Illinois’ largest hospital system and biggest health insurer agreed in late 2010 to form an accountable care organization, a network in which the organizations would cooperate to boost quality and restrain cost increases, sharing in any savings. Chicago-based Advocate Health Care gambled that its portion would compensate for the lost revenue from the resulting empty beds.
Now, with six months of operating data in hand, Advocate and partner Blue Cross Blue Shield of Illinois claim spending reductions that are greater than those for patients outside the network. The results thus far are inconclusive but are encouraging evidence, they suggest, that ACOs can help reduce doctor and hospital visits and the use of expensive procedures.
“It’s clear we’re driving down utilization,” said Lois Elia, vice president at AdvocateCare, the ACO run by Chicago-based Advocate Health and BCBSIL. She spoke at a Washington summit on payment reform this week sponsored by America’s Health Insurance Plans, the health insurance trade association.
For the first six months of 2011, AdvocateCare’s hospital admissions per member fell 10.6 percent compared with 2010 results, and emergency room visits were down 5.4 percent, Elia said.
Due to the poor economy, patients across the country have delayed seeking care, causing an improvement in utilization trends.

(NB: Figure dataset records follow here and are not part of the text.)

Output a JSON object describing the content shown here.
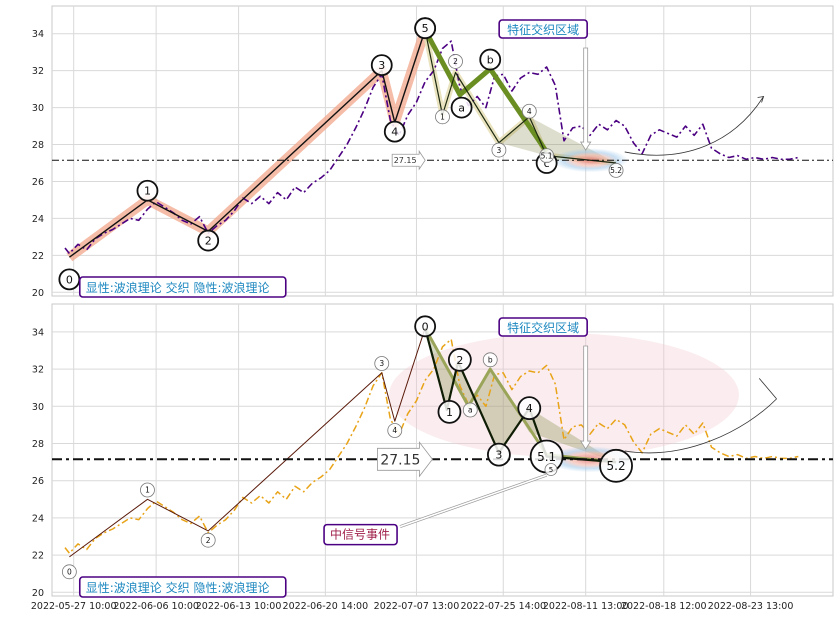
{
  "chart_data": [
    {
      "type": "line",
      "panel": "top",
      "title": "",
      "xlabel": "",
      "ylabel": "",
      "ylim": [
        19.8,
        35.5
      ],
      "y_ticks": [
        "20",
        "22",
        "24",
        "26",
        "28",
        "30",
        "32",
        "34"
      ],
      "grid": true,
      "price_series": {
        "color": "#4b0082",
        "style": "dash-dot",
        "x": [
          1.5,
          2,
          3,
          4,
          5,
          6,
          7,
          8,
          9,
          10,
          11,
          12,
          13,
          14,
          15,
          16,
          17,
          18,
          19,
          20,
          21,
          22,
          23,
          24,
          25,
          26,
          27,
          28,
          29,
          30,
          31,
          32,
          33,
          34,
          35,
          36,
          37,
          38,
          39,
          40,
          41,
          42,
          43,
          44,
          45,
          46,
          47,
          48,
          49,
          50,
          51,
          52,
          53,
          54,
          55,
          56,
          57,
          58,
          59,
          60,
          61,
          62,
          63,
          64,
          65,
          66,
          67,
          68,
          69,
          70,
          71,
          72,
          73,
          74,
          75,
          76,
          77,
          78,
          79,
          80,
          81,
          82,
          83,
          84,
          85,
          86
        ],
        "y": [
          22.4,
          22.1,
          22.6,
          22.3,
          22.9,
          23.2,
          23.4,
          23.7,
          24.0,
          23.9,
          24.5,
          24.9,
          24.6,
          24.3,
          23.9,
          23.7,
          24.1,
          23.2,
          23.6,
          23.9,
          24.4,
          25.1,
          24.8,
          25.2,
          24.8,
          25.4,
          25.0,
          25.7,
          25.4,
          25.9,
          26.2,
          26.6,
          27.3,
          28.0,
          28.9,
          29.9,
          31.1,
          31.8,
          29.3,
          28.5,
          29.6,
          30.3,
          31.4,
          32.0,
          33.2,
          33.6,
          31.1,
          30.1,
          30.6,
          30.0,
          31.7,
          31.8,
          30.9,
          31.6,
          31.9,
          31.8,
          32.2,
          31.2,
          28.2,
          28.9,
          29.0,
          28.5,
          29.1,
          28.8,
          29.3,
          29.0,
          28.1,
          27.5,
          28.5,
          28.8,
          28.6,
          28.4,
          29.0,
          28.5,
          29.1,
          27.8,
          27.5,
          27.3,
          27.4,
          27.2,
          27.3,
          27.2,
          27.3,
          27.2,
          27.2,
          27.3
        ]
      },
      "wave_points": {
        "labels": [
          "0",
          "1",
          "2",
          "3",
          "4",
          "5"
        ],
        "x": [
          2,
          11,
          18,
          38,
          39.5,
          43
        ],
        "y": [
          21.9,
          25.0,
          23.3,
          32.0,
          29.2,
          34.2
        ]
      },
      "abc_points": {
        "labels": [
          "5",
          "a",
          "b",
          "c"
        ],
        "x": [
          43,
          47,
          50.5,
          57
        ],
        "y": [
          34.2,
          30.7,
          32.1,
          27.6
        ]
      },
      "sub_wave_points": {
        "labels": [
          "1",
          "2",
          "3",
          "4",
          "5.1",
          "5.2"
        ],
        "x": [
          45,
          46.5,
          51.5,
          55,
          57,
          65
        ],
        "y": [
          29.6,
          31.9,
          28.1,
          29.5,
          27.4,
          27.0
        ]
      },
      "horizontal_line": {
        "value": 27.15,
        "label": "27.15"
      },
      "annotations": {
        "legend_box": "显性:波浪理论 交织 隐性:波浪理论",
        "zone_box": "特征交织区域"
      }
    },
    {
      "type": "line",
      "panel": "bottom",
      "title": "",
      "xlabel": "",
      "ylabel": "",
      "ylim": [
        19.8,
        35.5
      ],
      "y_ticks": [
        "20",
        "22",
        "24",
        "26",
        "28",
        "30",
        "32",
        "34"
      ],
      "grid": true,
      "x_tick_labels": [
        "2022-05-27 10:00",
        "2022-06-06 10:00",
        "2022-06-13 10:00",
        "2022-06-20 14:00",
        "2022-07-07 13:00",
        "2022-07-25 14:00",
        "2022-08-11 13:00",
        "2022-08-18 12:00",
        "2022-08-23 13:00"
      ],
      "price_series": {
        "color": "#e8a317",
        "style": "dash-dot",
        "x": [
          1.5,
          2,
          3,
          4,
          5,
          6,
          7,
          8,
          9,
          10,
          11,
          12,
          13,
          14,
          15,
          16,
          17,
          18,
          19,
          20,
          21,
          22,
          23,
          24,
          25,
          26,
          27,
          28,
          29,
          30,
          31,
          32,
          33,
          34,
          35,
          36,
          37,
          38,
          39,
          40,
          41,
          42,
          43,
          44,
          45,
          46,
          47,
          48,
          49,
          50,
          51,
          52,
          53,
          54,
          55,
          56,
          57,
          58,
          59,
          60,
          61,
          62,
          63,
          64,
          65,
          66,
          67,
          68,
          69,
          70,
          71,
          72,
          73,
          74,
          75,
          76,
          77,
          78,
          79,
          80,
          81,
          82,
          83,
          84,
          85,
          86
        ],
        "y": [
          22.4,
          22.1,
          22.6,
          22.3,
          22.9,
          23.2,
          23.4,
          23.7,
          24.0,
          23.9,
          24.5,
          24.9,
          24.6,
          24.3,
          23.9,
          23.7,
          24.1,
          23.2,
          23.6,
          23.9,
          24.4,
          25.1,
          24.8,
          25.2,
          24.8,
          25.4,
          25.0,
          25.7,
          25.4,
          25.9,
          26.2,
          26.6,
          27.3,
          28.0,
          28.9,
          29.9,
          31.1,
          31.8,
          29.3,
          28.5,
          29.6,
          30.3,
          31.4,
          32.0,
          33.2,
          33.6,
          31.1,
          30.1,
          30.6,
          30.0,
          31.7,
          31.8,
          30.9,
          31.6,
          31.9,
          31.8,
          32.2,
          31.2,
          28.2,
          28.9,
          29.0,
          28.5,
          29.1,
          28.8,
          29.3,
          29.0,
          28.1,
          27.5,
          28.5,
          28.8,
          28.6,
          28.4,
          29.0,
          28.5,
          29.1,
          27.8,
          27.5,
          27.3,
          27.4,
          27.2,
          27.3,
          27.2,
          27.3,
          27.2,
          27.2,
          27.3
        ]
      },
      "wave_points": {
        "labels": [
          "0",
          "1",
          "2",
          "3",
          "4",
          "0"
        ],
        "x": [
          2,
          11,
          18,
          38,
          39.5,
          43
        ],
        "y": [
          21.9,
          25.0,
          23.3,
          31.8,
          29.2,
          34.2
        ]
      },
      "abc_points": {
        "labels": [
          "a",
          "b"
        ],
        "x": [
          48,
          50.5
        ],
        "y": [
          30.0,
          32.0
        ]
      },
      "sub_wave_points": {
        "labels": [
          "1",
          "2",
          "3",
          "4",
          "5.1",
          "5.2"
        ],
        "x": [
          45.5,
          46.8,
          51.5,
          55,
          57,
          65
        ],
        "y": [
          29.8,
          32.4,
          27.5,
          29.9,
          27.3,
          27.0
        ]
      },
      "horizontal_line": {
        "value": 27.15,
        "label": "27.15"
      },
      "annotations": {
        "legend_box": "显性:波浪理论 交织 隐性:波浪理论",
        "zone_box": "特征交织区域",
        "signal_box": "中信号事件"
      }
    }
  ]
}
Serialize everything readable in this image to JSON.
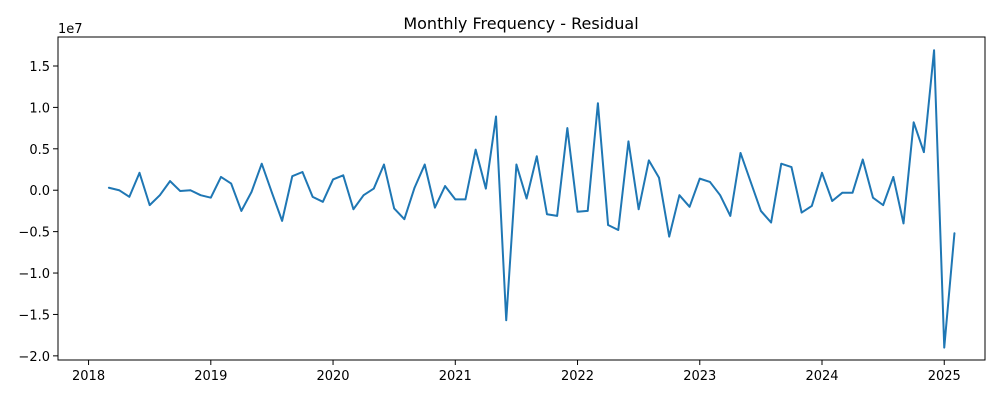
{
  "chart_data": {
    "type": "line",
    "title": "Monthly Frequency - Residual",
    "xlabel": "",
    "ylabel": "",
    "y_offset_label": "1e7",
    "y_scale": 10000000,
    "xlim": [
      "2017-10",
      "2025-05"
    ],
    "ylim": [
      -2.05,
      1.85
    ],
    "grid": false,
    "x_ticks": [
      "2018",
      "2019",
      "2020",
      "2021",
      "2022",
      "2023",
      "2024",
      "2025"
    ],
    "y_ticks": [
      "1.5",
      "1.0",
      "0.5",
      "0.0",
      "−0.5",
      "−1.0",
      "−1.5",
      "−2.0"
    ],
    "y_tick_values": [
      1.5,
      1.0,
      0.5,
      0.0,
      -0.5,
      -1.0,
      -1.5,
      -2.0
    ],
    "line_color": "#1f77b4",
    "series": [
      {
        "x": [
          "2018-03",
          "2018-04",
          "2018-05",
          "2018-06",
          "2018-07",
          "2018-08",
          "2018-09",
          "2018-10",
          "2018-11",
          "2018-12",
          "2019-01",
          "2019-02",
          "2019-03",
          "2019-04",
          "2019-05",
          "2019-06",
          "2019-07",
          "2019-08",
          "2019-09",
          "2019-10",
          "2019-11",
          "2019-12",
          "2020-01",
          "2020-02",
          "2020-03",
          "2020-04",
          "2020-05",
          "2020-06",
          "2020-07",
          "2020-08",
          "2020-09",
          "2020-10",
          "2020-11",
          "2020-12",
          "2021-01",
          "2021-02",
          "2021-03",
          "2021-04",
          "2021-05",
          "2021-06",
          "2021-07",
          "2021-08",
          "2021-09",
          "2021-10",
          "2021-11",
          "2021-12",
          "2022-01",
          "2022-02",
          "2022-03",
          "2022-04",
          "2022-05",
          "2022-06",
          "2022-07",
          "2022-08",
          "2022-09",
          "2022-10",
          "2022-11",
          "2022-12",
          "2023-01",
          "2023-02",
          "2023-03",
          "2023-04",
          "2023-05",
          "2023-06",
          "2023-07",
          "2023-08",
          "2023-09",
          "2023-10",
          "2023-11",
          "2023-12",
          "2024-01",
          "2024-02",
          "2024-03",
          "2024-04",
          "2024-05",
          "2024-06",
          "2024-07",
          "2024-08",
          "2024-09",
          "2024-10",
          "2024-11",
          "2024-12",
          "2025-01",
          "2025-02"
        ],
        "y": [
          0.03,
          0.0,
          -0.08,
          0.21,
          -0.18,
          -0.06,
          0.11,
          -0.01,
          0.0,
          -0.06,
          -0.09,
          0.16,
          0.08,
          -0.25,
          -0.02,
          0.32,
          -0.03,
          -0.37,
          0.17,
          0.22,
          -0.08,
          -0.14,
          0.13,
          0.18,
          -0.23,
          -0.06,
          0.02,
          0.31,
          -0.22,
          -0.35,
          0.03,
          0.31,
          -0.21,
          0.05,
          -0.11,
          -0.11,
          0.49,
          0.02,
          0.89,
          -1.57,
          0.31,
          -0.1,
          0.41,
          -0.29,
          -0.31,
          0.75,
          -0.26,
          -0.25,
          1.05,
          -0.42,
          -0.48,
          0.59,
          -0.23,
          0.36,
          0.15,
          -0.56,
          -0.06,
          -0.2,
          0.14,
          0.1,
          -0.06,
          -0.31,
          0.45,
          0.1,
          -0.25,
          -0.39,
          0.32,
          0.28,
          -0.27,
          -0.19,
          0.21,
          -0.13,
          -0.03,
          -0.03,
          0.37,
          -0.09,
          -0.18,
          0.16,
          -0.4,
          0.82,
          0.46,
          1.69,
          -1.9,
          -0.52
        ]
      }
    ]
  }
}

But AdvocateCare’s experience was better than BCBSIL’s overall results for the period, suggesting that something else was going on.
“The economy impacted some of this,” Elia said via email. “But since our medical cost trend was 6.1 percent below market, it shows our reductions were likely due to prevention of ambulatory-sensitive conditions through better care management, physician access and the like.”
Key to the results were the hiring of 60 “care managers,” many embedded in physician practices, to manage high-risk cases and post-acute care, she said.
Also important are a relatively narrow provider network, anchored by Advocate’s 10 hospitals and about 4,000 physicians, and a payment system that incentivizes Advocate to contain costs but doesn’t put it at risk of catastrophic loss, said Dr. H. Scott Sarran, BCBSIL’s chief medical officer.
The 2010 health law provides for Medicare ACOs, known as shared savings programs. But private insurers such as BCBSIL are setting up ACOs on their own.
With 250,000 PPO members and 125,000 HMO members, “we do think we’re the largest commercial ACO in operation now,” said Sarran.
Six months of data do not guarantee success of the three-year experiment. “This is good but too early to draw conclustions,” Elia said. Still, she added, “we get calls weekly from people that want to understand what we’re doing and the value it’s creating and how we’re going about it.”